Backbones → sequences → predicted structures
--------------------------------------------
**Task:** generate backbones, design sequences for each, then fold every designed
sequence into a 3-D structure.
ColabFold predicts structure from *sequence*, so backbones first become sequences
(ProteinMPNN), then each sequence is folded (ColabFold). Two map stages chain: the
first fans over backbones, the second over the sequences the first produced.
.. mermaid::
flowchart LR
RFI(["1l9h.pdb"]) --> RF["rfdiffusion"]
RF -->|"designs"| MP["proteinmpnn (map)"]
MP -->|"sequences"| CF["colabfold (map)"]
CF --> OUT(["predicted structures"])
.. code-block:: python
import json
from biocomposer import Graph
g = Graph()
rf_in = g.add_input_node(
input_pdb="/vol/inputs/1l9h.pdb", contigs="[150-150]",
num_designs="2", config_name="base", diffuser_T="20",
)
rfdiffusion = g.add_node("rfdiffusion")
g.add_edge((rf_in, rfdiffusion))
mpnn_in = g.add_input_node(num_seq_per_target="2", sampling_temp="0.1")

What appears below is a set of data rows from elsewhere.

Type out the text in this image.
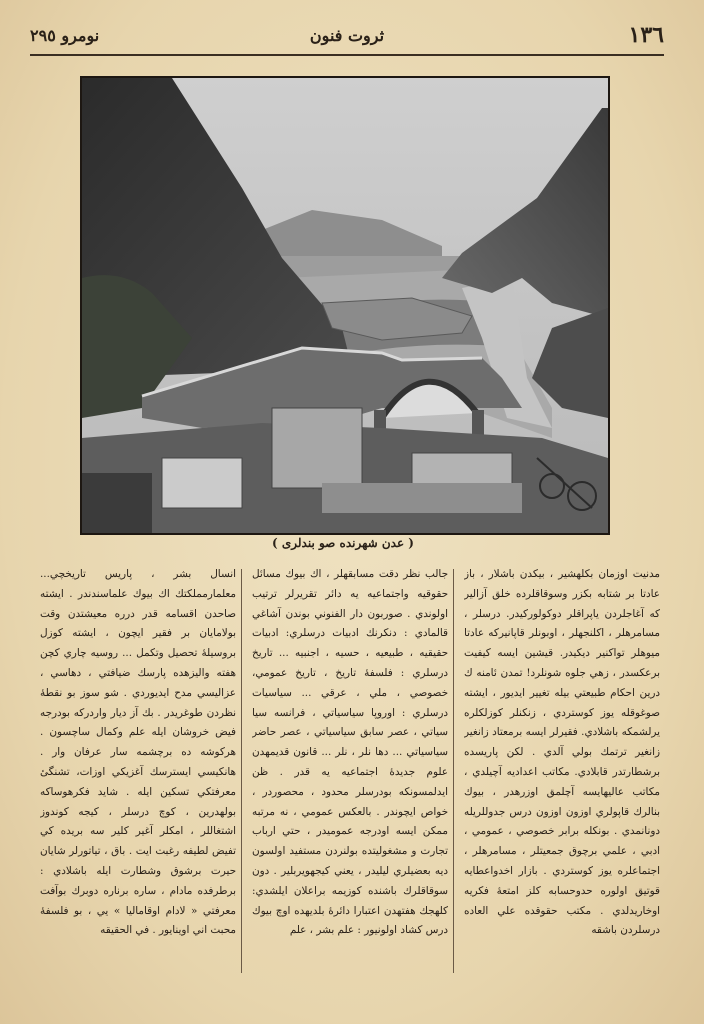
١٣٦
ثروت فنون
نومرو ٢٩٥
( عدن شهرنده صو بندلری )

مدنيت اوزمان بكلهشير ، بيكدن باشلار ، باز عادتا بر شتابه بكزر وسوقاقلرده خلق آزالير كه آغاجلردن ياپراقلر دوكولوركيدر. درسلر ، مسامرهلر ، اكلنجهلر ، اوبونلر قاپانيركه عادتا ميوهلر تواكنير ديكيدر. قيشين ايسه كيفيت برعكسدر ، زهي جلوه شونلرد! تمدن ئامنه ك درين احكام طبيعتي بيله تغيير ايديور ، ايشته صوغوقله يوز كوستردي ، زنكنلر كوزلكلره يرلشمكه باشلادي. فقيرلر ايسه برمعتاد زانغير زانغير ترتمك بولي آلدي . لكن پاريسده برشطارتدر قابلادي. مكاتب اعداديه آچيلدي ، مكاتب عاليهايسه آچلمق اوزرهدر ، بيوك بنالرك قاپولري اوزون اوزون درس جدوللريله دونانمدي . بونكله برابر خصوصي ، عمومي ، ادبي ، علمي برچوق جمعيتلر ، مسامرهلر ، اجتماعلره يوز كوستردي . بازار اخدواعطايه قوتيق اولوره حدوحسابه كلز امتعهٔ فكريه اوخاريدلدي . مكتب حقوقده علي العاده درسلردن باشقه

جالب نظر دقت مسابقهلر ، اك بيوك مسائل حقوقيه واجتماعيه يه دائر تقريرلر ترتيب اولوندي . صوربون دار الفنوني بوندن آشاغي قالمادي : دنكرنك ادبيات درسلري: ادبيات حقيقيه ، طبيعيه ، حسيه ، اجنبيه ... تاريخ درسلري : فلسفهٔ تاريخ ، تاريخ عمومي، خصوصي ، ملي ، عرقي ... سياسيات درسلري : اوروپا سياسياتي ، فرانسه سيا سياتي ، عصر سابق سياسياتي ، عصر حاضر سياسياتي ... دها نلر ، نلر ... قانون قديمهدن علوم جديدهٔ اجتماعيه يه قدر . ظن ايدلمسونكه بودرسلر محدود ، محصوردر ، خواص ايچوندر . بالعكس عمومي ، نه مرتبه ممكن ايسه اودرجه عموميدر ، حتي ارباب تجارت و مشغوليتده بولنردن مستفيد اولسون ديه بعضيلري ليليدر ، يعني كيجهويربلير . دون سوقاقلرك باشنده كوزيمه براعلان ايلشدي: كلهجك هفتهدن اعتبارا دائرهٔ بلديهده اوچ بيوك درس كشاد اولونيور : علم بشر ، علم

انسال بشر ، پاريس تاريخچي... معلمارمملكتك اك بيوك علماسندندر . ايشته صاحدن اقسامه قدر درره معيشتدن وقت بولامايان بر فقير ايچون ، ايشته كوزل بروسيلهٔ تحصيل وتكمل ... روسيه چاري كچن هفته واليزهده پارسك ضيافتي ، دهاسي ، عزاليسي مدح ايديوردي . شو سوز بو نقطهٔ نظردن طوغريدر . بك آز ديار واردركه بودرجه فيض خروشان ايله علم وكمال ساچسون . هركوشه ده برچشمه سار عرفان وار . هانكيسي ايسترسك آغزيكي اوزات، تشنگئ معرفتكي تسكين ايله . شايد فكرهوساكه بولهدرين ، كوچ درسلر ، كيجه كوندوز اشتغاللر ، امكلر آغير كلير سه بريده كي تفيض لطيفه رغبت ايت . باق ، تياتورلر شايان حيرت برشوق وشطارت ايله باشلادي : برطرفده مادام ، ساره برناره دوبرك بوآفت معرفتي « لادام اوقاماليا » يي ، بو فلسفهٔ محبت اني اوينايور . في الحقيقه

proteinmpnn = g.add_gather_node("proteinmpnn", split_key="designs")
g.add_edge((rfdiffusion, proteinmpnn), (mpnn_in, proteinmpnn))
cf_in = g.add_input_node(
model_type="auto", num_models="1", num_recycles="3",
msa_mode="single_sequence", num_seeds="1",
rank_by="plddt", stop_at_score="100",
)
colabfold = g.add_gather_node("colabfold", split_key="sequences")
g.add_edge((proteinmpnn, colabfold), (cf_in, colabfold))

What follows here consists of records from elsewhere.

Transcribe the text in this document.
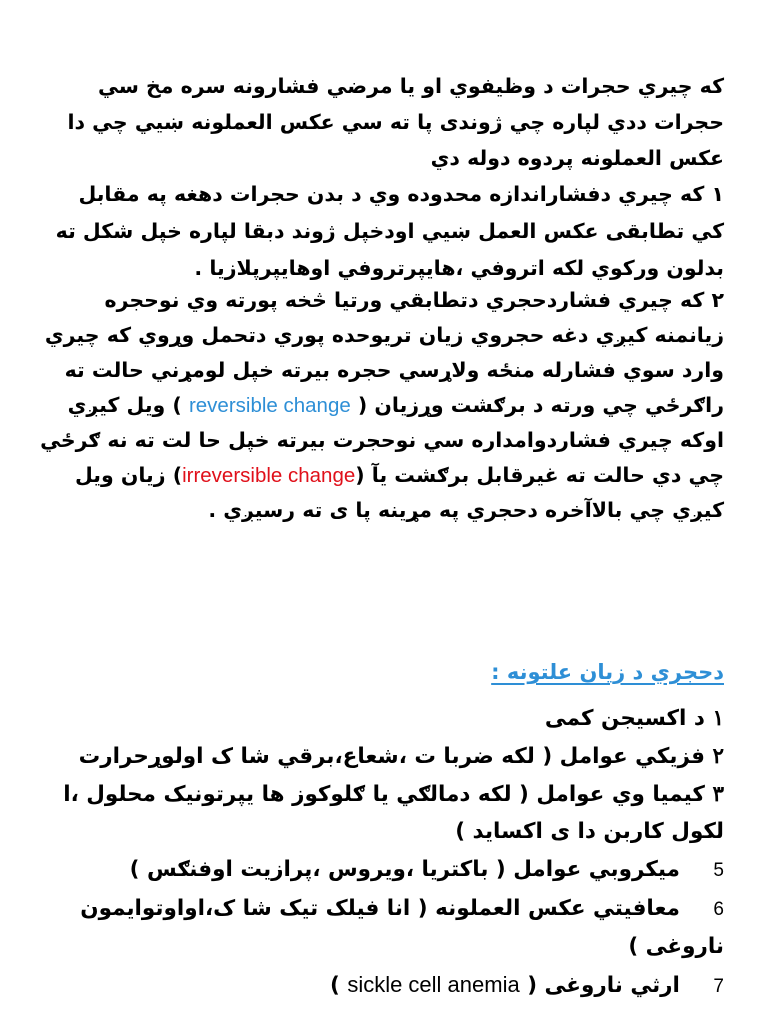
که چیري حجرات د وظیفوي او یا مرضي فشارونه سره مخ سي حجرات ددي لپاره چي ژوندی پا ته سي عکس العملونه ښیي چي دا عکس العملونه پردوه دوله دي

۱ که چیري دفشاراندازه محدوده وي د بدن حجرات دهغه په مقابل کي تطابقی عکس العمل ښیي اودخپل ژوند دبقا لپاره خپل شکل ته بدلون ورکوي لکه اتروفي ،هایپرتروفي اوهایپرپلازیا .

۲ که چیري فشاردحجري دتطابقي ورتیا څخه پورته وي نوحجره زیانمنه کیږي دغه حجروي زیان تریوحده پوري دتحمل وړوي که چیري وارد سوي فشارله منځه ولاړسي حجره بیرته خپل لومړني حالت ته راګرځي چي ورته د برګشت وړزیان ( reversible change ) ویل کیږي اوکه چیري فشاردوامداره سي نوحجرت بیرته خپل حا لت ته نه ګرځي چي دي حالت ته غیرقابل برګشت یآ (irreversible change) زیان ویل کیږي چي بالاآخره دحجري په مړینه پا ی ته رسیږي .

دحجري د زیان علتونه :
۱ د اکسیجن کمی
۲ فزیکي عوامل ( لکه ضربا ت ،شعاع،برقي شا ک اولوړحرارت
۳ کیمیا وي عوامل ( لکه دمالګي یا ګلوکوز ها یپرتونیک محلول ،ا لکول کاربن دا ی اکساید )
5 میکروبي عوامل ( باکتریا ،ویروس ،پرازیت اوفنګس )
6 معافیتي عکس العملونه ( انا فیلک تیک شا ک،اواوتوایمون ناروغی )
7 ارثي ناروغی ( sickle cell anemia )
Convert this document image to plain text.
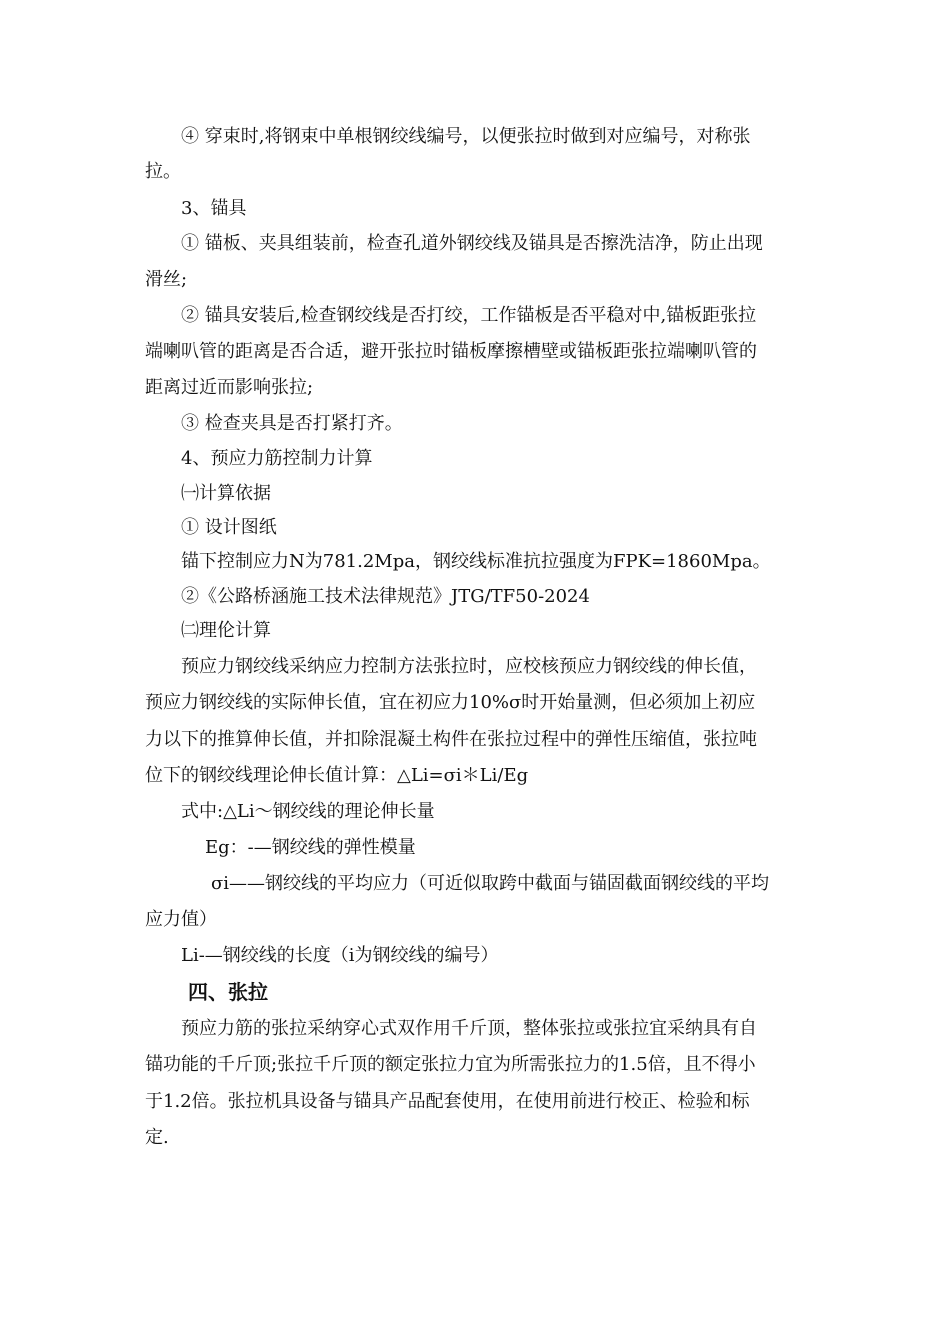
④ 穿束时,将钢束中单根钢绞线编号，以便张拉时做到对应编号，对称张
拉。
3、锚具
① 锚板、夹具组装前，检查孔道外钢绞线及锚具是否擦洗洁净，防止出现
滑丝;
② 锚具安装后,检查钢绞线是否打绞，工作锚板是否平稳对中,锚板距张拉
端喇叭管的距离是否合适，避开张拉时锚板摩擦槽壁或锚板距张拉端喇叭管的
距离过近而影响张拉;
③ 检查夹具是否打紧打齐。
4、预应力筋控制力计算
㈠计算依据
① 设计图纸
锚下控制应力N为781.2Mpa，钢绞线标准抗拉强度为FPK=1860Mpa。
②《公路桥涵施工技术法律规范》JTG/TF50-2024
㈡理伦计算
预应力钢绞线采纳应力控制方法张拉时，应校核预应力钢绞线的伸长值，
预应力钢绞线的实际伸长值，宜在初应力10%σ时开始量测，但必须加上初应
力以下的推算伸长值，并扣除混凝土构件在张拉过程中的弹性压缩值，张拉吨
位下的钢绞线理论伸长值计算：△Li=σi＊Li/Eg
式中:△Li～钢绞线的理论伸长量
Eg：-—钢绞线的弹性模量
σi——钢绞线的平均应力（可近似取跨中截面与锚固截面钢绞线的平均
应力值）
Li-—钢绞线的长度（i为钢绞线的编号）
四、张拉
预应力筋的张拉采纳穿心式双作用千斤顶，整体张拉或张拉宜采纳具有自
锚功能的千斤顶;张拉千斤顶的额定张拉力宜为所需张拉力的1.5倍，且不得小
于1.2倍。张拉机具设备与锚具产品配套使用，在使用前进行校正、检验和标
定.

g.set_output_node(colabfold)
print(json.dumps(g.execute(), indent=2, default=str))
Self-consistency: does a design fold back to its intended shape?

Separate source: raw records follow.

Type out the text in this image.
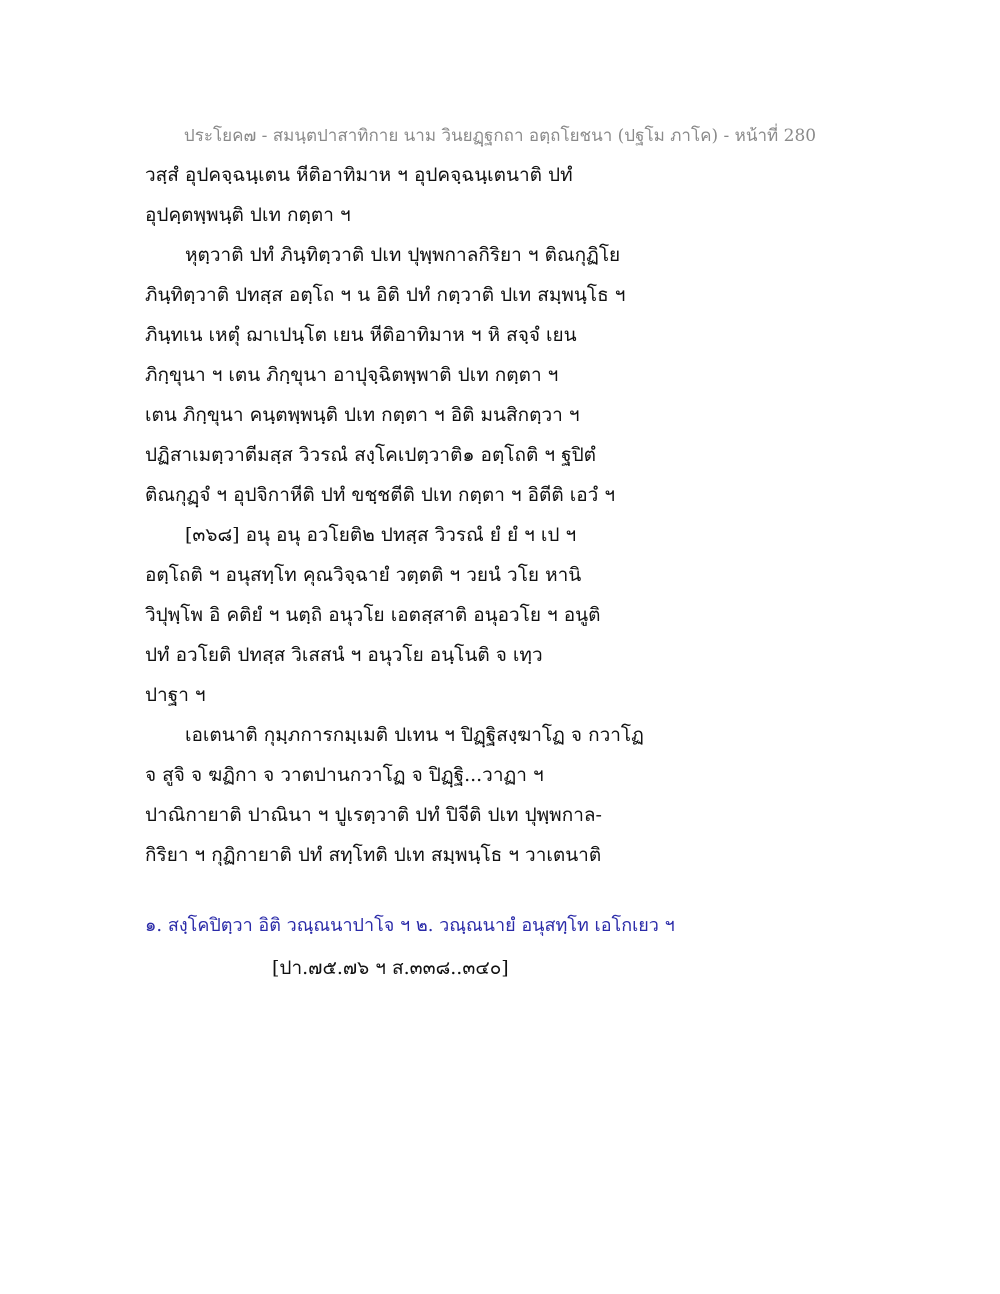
ประโยค๗ - สมนฺตปาสาทิกาย นาม วินยฏฺฐกถา อตฺถโยชนา (ปฐโม ภาโค) - หน้าที่ 280
วสฺสํ อุปคจฺฉนฺเตน หีติอาทิมาห ฯ อุปคจฺฉนฺเตนาติ ปทํ
อุปคฺตพฺพนฺติ ปเท กตฺตา ฯ
หุตฺวาติ ปทํ ภินฺทิตฺวาติ ปเท ปุพฺพกาลกิริยา ฯ ติณกุฏิโย
ภินฺทิตฺวาติ ปทสฺส อตฺโถ ฯ น อิติ ปทํ กตฺวาติ ปเท สมฺพนฺโธ ฯ
ภินฺทเน เหตุํ ฌาเปนฺโต เยน หีติอาทิมาห ฯ หิ สจฺจํ เยน
ภิกฺขุนา ฯ เตน ภิกฺขุนา อาปุจฺฉิตพฺพาติ ปเท กตฺตา ฯ
เตน ภิกฺขุนา คนฺตพฺพนฺติ ปเท กตฺตา ฯ อิติ มนสิกตฺวา ฯ
ปฏิสาเมตฺวาตีมสฺส วิวรณํ สงฺโคเปตฺวาติ๑ อตฺโถติ ฯ ฐปิตํ
ติณกุฏฺจํ ฯ อุปจิกาหีติ ปทํ ขชฺชตีติ ปเท กตฺตา ฯ อิตีติ เอวํ ฯ
[๓๖๘] อนุ อนุ อวโยติ๒ ปทสฺส วิวรณํ ยํ ยํ ฯ เป ฯ
อตฺโถติ ฯ อนุสทฺโท คุณวิจฺฉายํ วตฺตติ ฯ วยนํ วโย หานิ
วิปุพฺโพ อิ คติยํ ฯ นตฺถิ อนุวโย เอตสฺสาติ อนุอวโย ฯ อนูติ
ปทํ อวโยติ ปทสฺส วิเสสนํ ฯ อนุวโย อนฺโนติ จ เทฺว
ปาฐา ฯ
เอเตนาติ กุมฺภการกมฺเมติ ปเทน ฯ ปิฏฺฐิสงฺฆาโฏ จ กวาโฏ
จ สูจิ จ ฆฏิกา จ วาตปานกวาโฏ จ ปิฏฺฐิ...วาฏา ฯ
ปาณิกายาติ ปาณินา ฯ ปูเรตฺวาติ ปทํ ปิจีติ ปเท ปุพฺพกาล-
กิริยา ฯ กุฏิกายาติ ปทํ สทฺโทติ ปเท สมฺพนฺโธ ฯ วาเตนาติ
๑. สงฺโคปิตฺวา อิติ วณฺณนาปาโจ ฯ ๒. วณฺณนายํ อนุสทฺโท เอโกเยว ฯ
[ปา.๗๕.๗๖ ฯ ส.๓๓๘..๓๔๐]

----------------------------------------------------------------
**Question:** for each de-novo backbone, do the designed sequences fold back into
that backbone? This is the standard **self-consistency RMSD** filter for protein
designs.
The pipeline is the two-stage fan-out above
(``rfdiffusion -> map(proteinmpnn) -> map(colabfold)``), followed by a geometry
step that superposes each predicted structure onto its source backbone and reports
the deviation (low = the design folds as intended).
.. mermaid::
flowchart LR
RF["rfdiffusion"] -->|"backbones"| MP["proteinmpnn (map)"]
MP -->|"sequences"| CF["colabfold (map)"]
RF -. compare .-> SC
CF --> SC{{"scRMSD
predicted vs. backbone"}}
SC --> OUT(["pass / fail per design"])
The fan-out uses two gather nodes as above; the RMSD comparison is a short Python
step over the results (a *join* between each prediction and its source backbone,
which the graph does not express as an edge). The full script is
``run/run_scrmsd_pipeline.py``.
.. note::
This pipeline is heavy, ColabFold runs once per designed sequence. Use
``--modal`` with a GPU and start small (``num_designs=2``, ``diffuser_T=20``).